Subject: I have found a CD that I think you would enjoy
Klezmer a la Russe: Jewish Music From Eastern Europe
Genres: Folk, World Music, Pop
Rather more Russian/Yiddish than klezmer
David Turns | Liverpool, UK | 02/17/2001
(3 out of 5 stars)
"Ho-hum. "Klezmer a la russe", says the subtitle on the cover. This is an entertaining and enjoyable album. It consists of high-spirited songs played mostly at breakneck tempo, which makes it exhilarating and exhausting in almost equal measure. Overall I enjoyed listening to it, and would recommend it......with the proviso that it isn't really klezmer to any great extent.

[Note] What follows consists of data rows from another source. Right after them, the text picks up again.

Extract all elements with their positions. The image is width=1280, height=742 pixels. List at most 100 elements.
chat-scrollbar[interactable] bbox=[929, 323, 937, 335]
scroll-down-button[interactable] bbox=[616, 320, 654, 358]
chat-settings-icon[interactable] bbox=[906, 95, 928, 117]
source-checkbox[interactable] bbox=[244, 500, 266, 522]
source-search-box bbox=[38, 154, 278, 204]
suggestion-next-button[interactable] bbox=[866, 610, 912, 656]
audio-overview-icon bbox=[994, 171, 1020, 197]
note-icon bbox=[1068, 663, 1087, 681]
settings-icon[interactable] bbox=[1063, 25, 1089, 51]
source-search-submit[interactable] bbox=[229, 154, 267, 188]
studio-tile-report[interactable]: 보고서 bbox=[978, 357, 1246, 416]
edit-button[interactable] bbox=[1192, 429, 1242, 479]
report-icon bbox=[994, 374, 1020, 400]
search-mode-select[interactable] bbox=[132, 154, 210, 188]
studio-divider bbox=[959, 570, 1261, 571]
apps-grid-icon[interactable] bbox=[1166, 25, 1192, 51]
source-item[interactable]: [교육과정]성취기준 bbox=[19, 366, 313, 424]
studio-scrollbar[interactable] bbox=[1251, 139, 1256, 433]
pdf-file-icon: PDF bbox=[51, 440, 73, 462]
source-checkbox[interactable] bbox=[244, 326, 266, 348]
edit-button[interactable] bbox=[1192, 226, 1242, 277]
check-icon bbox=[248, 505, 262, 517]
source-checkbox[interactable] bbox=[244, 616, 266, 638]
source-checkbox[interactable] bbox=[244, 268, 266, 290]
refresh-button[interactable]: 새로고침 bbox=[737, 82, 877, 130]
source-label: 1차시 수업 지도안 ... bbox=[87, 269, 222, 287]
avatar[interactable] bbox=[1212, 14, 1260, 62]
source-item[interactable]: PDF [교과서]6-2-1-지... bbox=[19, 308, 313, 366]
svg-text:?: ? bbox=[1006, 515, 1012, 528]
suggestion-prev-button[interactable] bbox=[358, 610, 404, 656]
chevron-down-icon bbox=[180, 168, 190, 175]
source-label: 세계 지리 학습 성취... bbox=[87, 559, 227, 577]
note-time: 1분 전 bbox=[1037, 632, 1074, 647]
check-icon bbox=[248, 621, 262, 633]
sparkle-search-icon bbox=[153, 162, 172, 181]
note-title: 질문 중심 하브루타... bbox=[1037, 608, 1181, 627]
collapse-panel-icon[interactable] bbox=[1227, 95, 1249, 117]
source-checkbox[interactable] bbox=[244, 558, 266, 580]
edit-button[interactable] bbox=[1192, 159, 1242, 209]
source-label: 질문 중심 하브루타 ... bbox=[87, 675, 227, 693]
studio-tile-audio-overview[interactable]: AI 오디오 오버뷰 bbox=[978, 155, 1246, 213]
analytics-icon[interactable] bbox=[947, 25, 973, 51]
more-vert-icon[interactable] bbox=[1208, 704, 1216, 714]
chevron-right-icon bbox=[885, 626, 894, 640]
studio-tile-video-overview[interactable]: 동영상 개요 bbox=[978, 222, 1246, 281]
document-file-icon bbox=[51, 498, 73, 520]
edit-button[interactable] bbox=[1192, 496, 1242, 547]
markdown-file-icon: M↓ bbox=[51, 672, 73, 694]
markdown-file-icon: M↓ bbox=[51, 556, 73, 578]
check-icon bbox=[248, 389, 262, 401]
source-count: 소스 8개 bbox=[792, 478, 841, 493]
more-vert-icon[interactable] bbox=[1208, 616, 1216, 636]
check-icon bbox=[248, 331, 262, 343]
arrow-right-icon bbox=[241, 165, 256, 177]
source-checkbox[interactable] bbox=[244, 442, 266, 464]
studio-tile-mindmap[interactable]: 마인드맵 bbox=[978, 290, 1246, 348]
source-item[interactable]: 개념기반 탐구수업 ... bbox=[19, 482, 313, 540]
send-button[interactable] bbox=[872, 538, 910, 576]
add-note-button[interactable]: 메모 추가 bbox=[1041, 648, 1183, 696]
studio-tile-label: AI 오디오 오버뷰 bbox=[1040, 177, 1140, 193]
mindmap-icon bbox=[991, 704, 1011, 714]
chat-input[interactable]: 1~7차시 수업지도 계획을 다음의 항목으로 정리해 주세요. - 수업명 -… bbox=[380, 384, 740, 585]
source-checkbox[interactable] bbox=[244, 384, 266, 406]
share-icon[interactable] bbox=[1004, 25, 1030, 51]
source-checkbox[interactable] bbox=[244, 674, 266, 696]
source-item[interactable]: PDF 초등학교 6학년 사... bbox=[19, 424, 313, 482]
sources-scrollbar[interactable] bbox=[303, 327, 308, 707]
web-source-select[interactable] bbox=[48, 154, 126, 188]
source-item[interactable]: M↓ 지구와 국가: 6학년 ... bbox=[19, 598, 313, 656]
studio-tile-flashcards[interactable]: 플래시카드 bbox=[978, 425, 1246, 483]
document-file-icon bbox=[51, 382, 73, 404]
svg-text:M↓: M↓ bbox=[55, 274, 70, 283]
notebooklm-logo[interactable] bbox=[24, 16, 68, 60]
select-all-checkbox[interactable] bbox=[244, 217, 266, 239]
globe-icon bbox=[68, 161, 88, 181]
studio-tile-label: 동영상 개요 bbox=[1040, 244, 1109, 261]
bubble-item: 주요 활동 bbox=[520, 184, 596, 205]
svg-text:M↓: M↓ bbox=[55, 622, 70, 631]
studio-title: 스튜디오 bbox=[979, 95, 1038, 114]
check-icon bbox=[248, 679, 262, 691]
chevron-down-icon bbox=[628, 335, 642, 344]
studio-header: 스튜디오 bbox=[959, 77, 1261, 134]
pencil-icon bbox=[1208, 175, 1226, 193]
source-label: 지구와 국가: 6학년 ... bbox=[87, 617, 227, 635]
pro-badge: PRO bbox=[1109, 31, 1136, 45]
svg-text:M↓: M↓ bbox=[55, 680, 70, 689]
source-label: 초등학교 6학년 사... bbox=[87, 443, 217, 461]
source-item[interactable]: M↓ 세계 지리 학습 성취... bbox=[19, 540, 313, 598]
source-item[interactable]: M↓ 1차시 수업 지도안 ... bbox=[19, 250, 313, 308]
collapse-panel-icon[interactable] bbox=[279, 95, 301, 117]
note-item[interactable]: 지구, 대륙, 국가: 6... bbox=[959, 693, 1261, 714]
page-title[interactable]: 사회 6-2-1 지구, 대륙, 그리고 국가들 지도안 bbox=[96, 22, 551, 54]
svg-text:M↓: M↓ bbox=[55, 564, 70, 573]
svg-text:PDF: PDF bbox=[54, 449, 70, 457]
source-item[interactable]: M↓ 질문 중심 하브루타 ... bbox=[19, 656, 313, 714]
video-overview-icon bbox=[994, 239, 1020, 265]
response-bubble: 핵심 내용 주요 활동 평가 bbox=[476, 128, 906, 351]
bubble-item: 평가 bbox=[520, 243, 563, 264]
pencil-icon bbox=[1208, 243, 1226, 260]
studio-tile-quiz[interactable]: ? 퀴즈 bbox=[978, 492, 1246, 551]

Some tracks certainly are klezmer tunes (the Sher, for example), but most of them are actually Yiddish songs, which is an entirely different genre to klezmer. One of the differences should be immediately apparent: klezmer music is overwhelmingly instrumental. The few vocal pieces are usually solos with a defined ritual element (e.g. songs to accompany certain stages of the traditional East European Jewish wedding repertory), not songs with instrumental accompaniment.And another thing: the instrumentation sounds very odd. The reason is that it consists of an ensemble of violin, balalaikas (including a bass balalaika) and - wait for it - GUITAR! I'm sorry, but this is not a klezmer ensemble (the authentic instrumentation should consist of violins, double bass, tsimbl and accordion or clarinet).On balance, this album is a strange mixture. The Kazbek Ensemble (an oddly chosen name since Mount Kazbek is in Georgia, not Russia) seem to be trying to produce Jewish music, with some stylistic uncertainty between Yiddish song and klezmer, with a Russian folk ensemble. 3 stars for the enthusiasm of the performers (and even then, their insistent folksiness comes dangerously close to kitsch at times) and the entertainment value of the result, but zero for authenticity."